The RDD and Dag in Spark

Source: Internet
Author: User
Tags shuffle

Today, let's talk about the DAG in spark and the contents of the RDD.

1.DAG: Directed acyclic graph: Has direction, no closed loop, represents the flow of data, the DAG's boundary is the action method execution

  

2. How to divide a dag stage,stage the basis for slicing: When you have wide dependencies to be sliced (shuffle,

That is, when the data is transmitted by the network), a wordcount has two stages,

One is reducebykey before, one thing after Reducebykey (Figure 1),

Then we can understand that when we are going to commit the upstream data,

At this point we can think of the stage being submitted, but strictly speaking, we are submitting a task

Sets (a collection of tasks) that may have the same business logic as the data being processed differently

3. Process

Build the Rdd to form a dag when it encounters an action, the previous stage is submitted, and the submission is completed before handing it over to

Downstream data, in the face of TaskScheduler, this time when we encounter action method, we

will let master decide which workers to execute this dispatch, but in the end we really pass the

Time, we use driver to pass the data to the worker (in fact, it is passed to excutor inside, this inside executes

Real business logic), the excutor in the worker will not have much to do with master as long as it starts.

4. Narrow dependence

The relationship between the RDD and the parent RDD (s) It relies on has two different types, narrow dependencies (narrow dependency), and

Wide dependency (wide dependency).

  

Narrow partitioning is based on, if one of the following RDD, the front of an RDD has a unique corresponding RDD,

This is the narrow dependency, which is equivalent to a function, y corresponds to an x, and a wide dependency is similar to, the preceding

An RDD, when an rdd corresponds to more than one rdd, is equivalent to two functions, and a Y corresponds to multiple x values

Generation of 5.DAG

A DAG (Directed acyclic graph) is called a directed acyclic graph, and the original Rdd is formed by a series of transformations

Dag, which divides the DAG into different stages based on the dependencies between the RDD, for narrow dependencies,

Partition conversion processing is done in the stage, for a wide dependency, due to the existence of shuffle, can only be

Partentrdd processing is completed before the next calculation can begin, so wide dependency is the basis for dividing the stage

Generally we think of join as a wide dependency, but for a join that is already well-divided, we can now think of this

When the join IS narrow dependent

Rdd in Spark and Dag

Contact Us

The content source of this page is from Internet, which doesn't represent Alibaba Cloud's opinion; products and services mentioned on that page don't have any relationship with Alibaba Cloud. If the content of the page makes you feel confusing, please write us an email, we will handle the problem within 5 days after receiving your email.

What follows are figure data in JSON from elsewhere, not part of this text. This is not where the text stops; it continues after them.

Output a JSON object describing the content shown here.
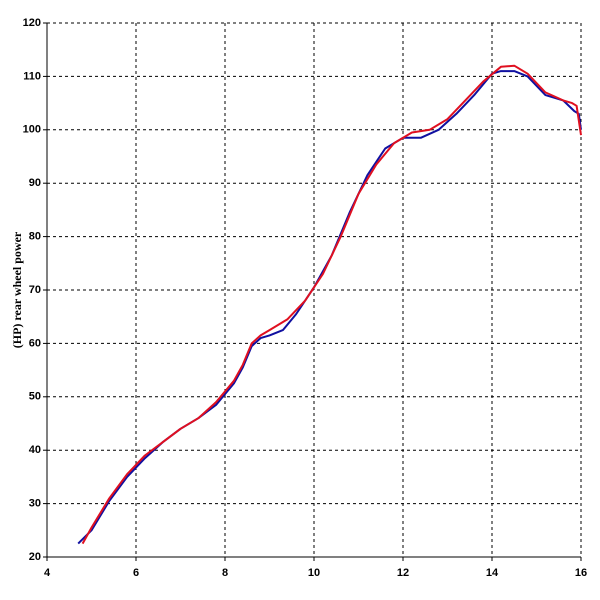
{
  "chart_data": {
    "type": "line",
    "y_label": "(HP) rear wheel power",
    "xlim": [
      4,
      16
    ],
    "xticks": [
      4,
      6,
      8,
      10,
      12,
      14,
      16
    ],
    "ylim": [
      20,
      120
    ],
    "yticks": [
      20,
      30,
      40,
      50,
      60,
      70,
      80,
      90,
      100,
      110,
      120
    ],
    "grid": true,
    "series": [
      {
        "color": "#1010a0",
        "x": [
          4.7,
          5.0,
          5.4,
          5.8,
          6.2,
          6.6,
          7.0,
          7.4,
          7.8,
          8.2,
          8.4,
          8.6,
          8.8,
          9.0,
          9.3,
          9.6,
          10.0,
          10.4,
          10.8,
          11.2,
          11.6,
          12.0,
          12.4,
          12.8,
          13.2,
          13.6,
          14.0,
          14.2,
          14.5,
          14.8,
          15.2,
          15.6,
          15.85,
          15.95,
          16.0
        ],
        "values": [
          22.5,
          25,
          30.5,
          35,
          38.5,
          41.5,
          44,
          46,
          48.5,
          52.5,
          55.5,
          59.5,
          61,
          61.5,
          62.5,
          65.5,
          70.5,
          76.5,
          84.5,
          91.5,
          96.5,
          98.5,
          98.5,
          100,
          103,
          106.5,
          110.5,
          111,
          111,
          110,
          106.5,
          105.5,
          103.5,
          103,
          100
        ]
      },
      {
        "color": "#e01020",
        "x": [
          4.8,
          5.0,
          5.4,
          5.8,
          6.2,
          6.6,
          7.0,
          7.4,
          7.8,
          8.2,
          8.4,
          8.6,
          8.8,
          9.0,
          9.4,
          9.8,
          10.2,
          10.6,
          11.0,
          11.4,
          11.8,
          12.2,
          12.6,
          13.0,
          13.4,
          13.8,
          14.2,
          14.5,
          14.8,
          15.2,
          15.6,
          15.8,
          15.9,
          16.0
        ],
        "values": [
          22.5,
          25.5,
          31,
          35.5,
          39,
          41.5,
          44,
          46,
          49,
          53,
          56,
          60,
          61.5,
          62.5,
          64.5,
          68,
          73,
          80,
          88,
          93.5,
          97.5,
          99.5,
          100,
          102,
          105.5,
          109,
          111.8,
          112,
          110.5,
          107,
          105.5,
          105,
          104.5,
          99
        ]
      }
    ]
  }
}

If you find any instances of plagiarism from the community, please send an email to: info-contact@alibabacloud.com and provide relevant evidence. A staff member will contact you within 5 working days.

A Free Trial That Lets You Build Big!

Start building with 50+ products and up to 12 months usage for Elastic Compute Service

  • Sales Support

    1 on 1 presale consultation

  • After-Sales Support

    24/7 Technical Support 6 Free Tickets per Quarter Faster Response

  • Alibaba Cloud offers highly flexible support services tailored to meet your exact needs.